Bestas selvagens davam asas à imaginação, livres para fazer o que quisessem e certos da impunidade. Matar era mero acidente de trabalho exceto quando a ordem vinha de cima. Nesse caso era prova de eficiência.

Oficiais das Forças Armadas ministravam ao vivo - pelo menos enquanto a cobaia permanecia viva - suas aulas compostas de técnicas variadas. Assim os alunos podiam comprovar o efeito de cada uma das monstruosidades que ensinavam. Estas eram interrompidas apenas para que um médico fosse consultado sobre se seu paciente ainda suportaria mais dor, e mais dor, e mais dor.

Quando levados para o Hospital Central do Exército às vezes as torturas se davam lá dentro. Nesse caso as autópsias eram realizadas ali mesmo, pois até hoje há, dentro de suas dependências, um Instituto Médico Legal, o que garante sigilo e impunidade.

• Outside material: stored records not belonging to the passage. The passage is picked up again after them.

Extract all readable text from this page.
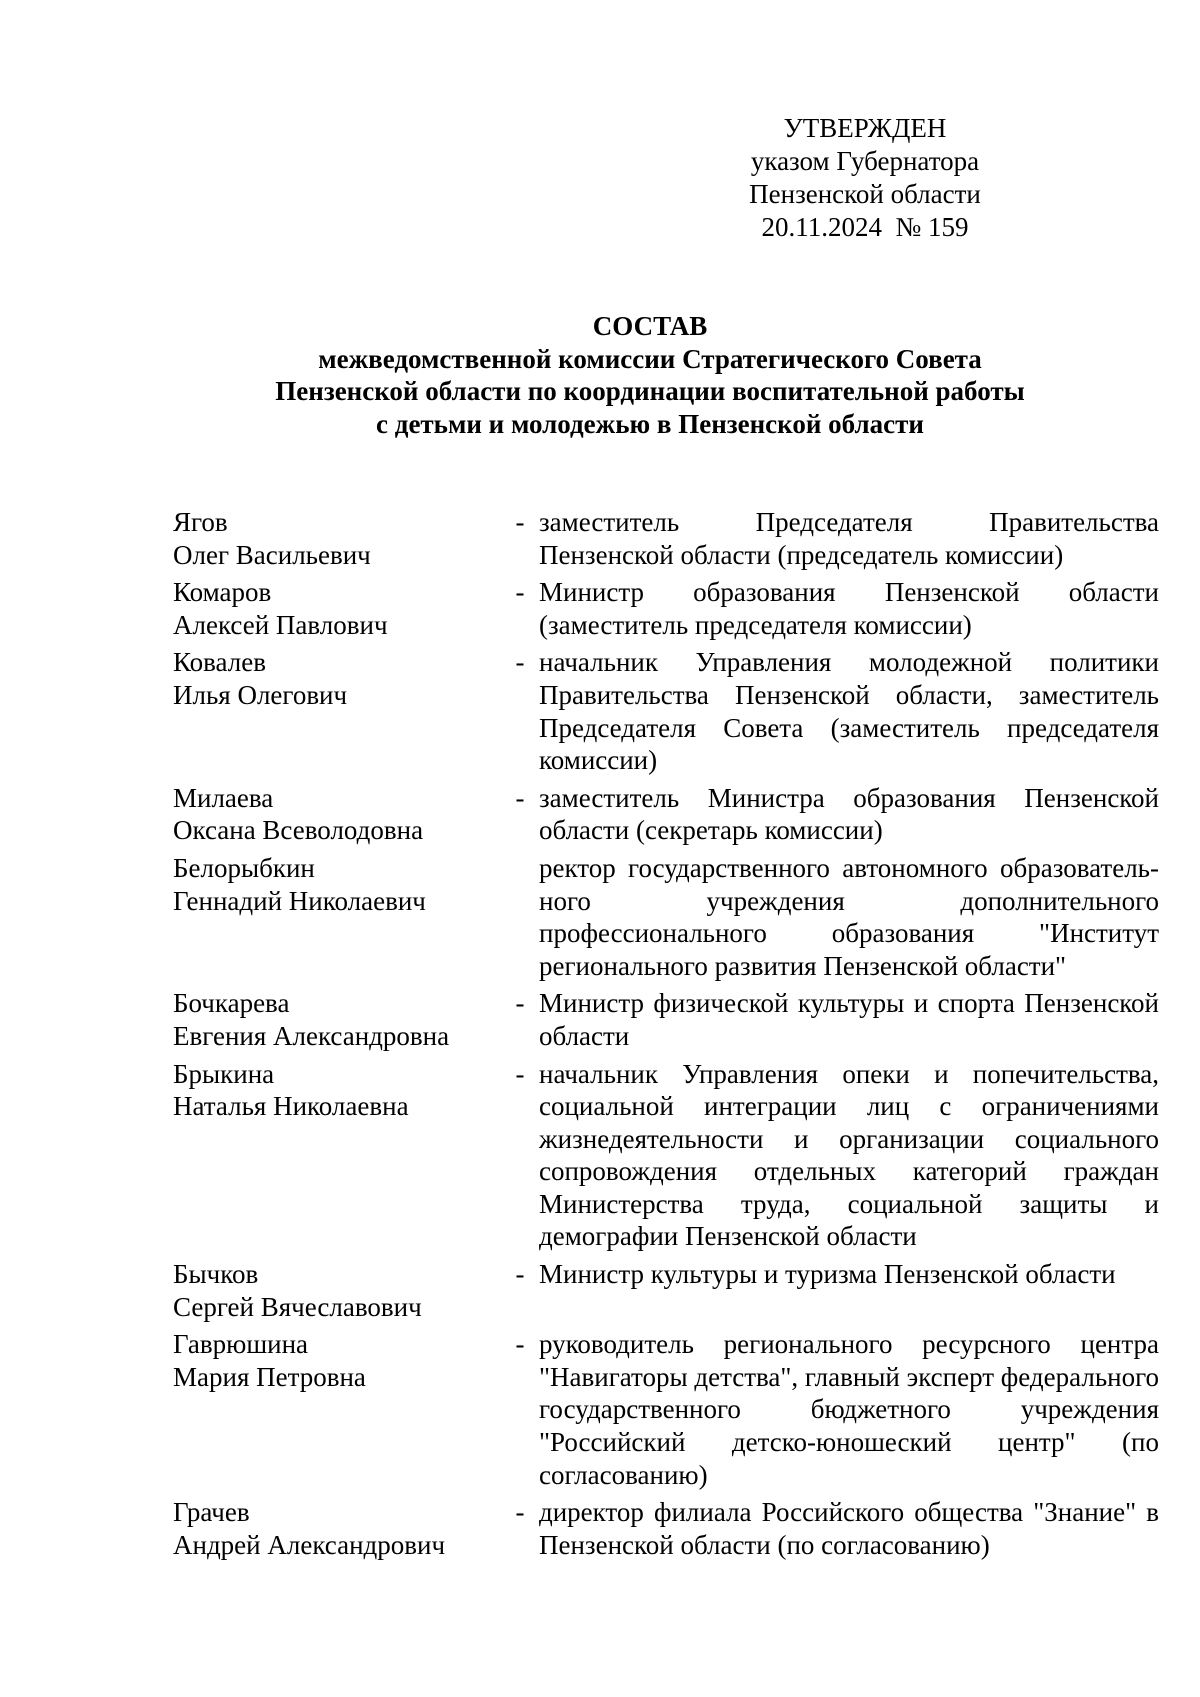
УТВЕРЖДЕН
указом Губернатора
Пензенской области
20.11.2024  № 159
СОСТАВ
межведомственной комиссии Стратегического Совета
Пензенской области по координации воспитательной работы
с детьми и молодежью в Пензенской области
Ягов
Олег Васильевич
- заместитель Председателя Правительства Пензенской области (председатель комиссии)
Комаров
Алексей Павлович
- Министр образования Пензенской области (заместитель председателя комиссии)
Ковалев
Илья Олегович
- начальник Управления молодежной политики Правительства Пензенской области, заместитель Председателя Совета (заместитель председателя комиссии)
Милаева
Оксана Всеволодовна
- заместитель Министра образования Пензенской области (секретарь комиссии)
Белорыбкин
Геннадий Николаевич
ректор государственного автономного образовательного учреждения дополнительного профессионального образования "Институт регионального развития Пензенской области"
Бочкарева
Евгения Александровна
- Министр физической культуры и спорта Пензенской области
Брыкина
Наталья Николаевна
- начальник Управления опеки и попечительства, социальной интеграции лиц с ограничениями жизнедеятельности и организации социального сопровождения отдельных категорий граждан Министерства труда, социальной защиты и демографии Пензенской области
Бычков
Сергей Вячеславович
- Министр культуры и туризма Пензенской области
Гаврюшина
Мария Петровна
- руководитель регионального ресурсного центра "Навигаторы детства", главный эксперт федерального государственного бюджетного учреждения "Российский детско-юношеский центр" (по согласованию)
Грачев
Андрей Александрович
- директор филиала Российского общества "Знание" в Пензенской области (по согласованию)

Havia porões em delegacias, em quartéis, na sede do SNI onde, segundo o general francês Aussaresses, o General Figueiredo, que então chefiava o órgão, se fazia presente para dirigir as sessões e conferir a eficácia dos métodos.

No final do regime militar havia o problema do que fazer com a arraia miúda da repressão. Muitos se tornaram contraventores do jogo do bicho, empresas de segurança privada foram criadas e assim os ratos abandonaram os porões.

Dos peixes graúdos o mais famoso por sua crueldade é o Coronel Brilhante Ustra, único torturador condenado como tal pela justiça brasileira. Torturador de carteirinha, diploma carimbado.

 Entre os frustrados por não terem tido a oportunidade de trabalhar nos porões temos o tenente Bolsonaro, grande incentivador da tortura, de quem Ustra é herói e que, ao ter sido expulso do Exército por planejar botar bombas nos banheiros, foi promovido a capitão.

Não sei se o General Mourão se enquadra na categoria de frustrado. Sei, com absoluta certeza, que ao afirmar que Ustra foi um "homem de honra e que respeitava os direitos humanos de seus subordinados", desconhece o conceito de honra e de direitos humanos.

Ninguém pode ter honra e ser um dos comandantes dos porões da ditadura. Para entrar ali só desconhecendo por completo, já não digo direitos humanos, mas o que é um ser humano. E lamento, General, mas a quem pensa como o senhor lhe faltam na alma alguns conceitos básicos.

É triste e vergonhoso que novamente tenhamos que conviver com pessoas que transformam o país nos esgotos da ditadura.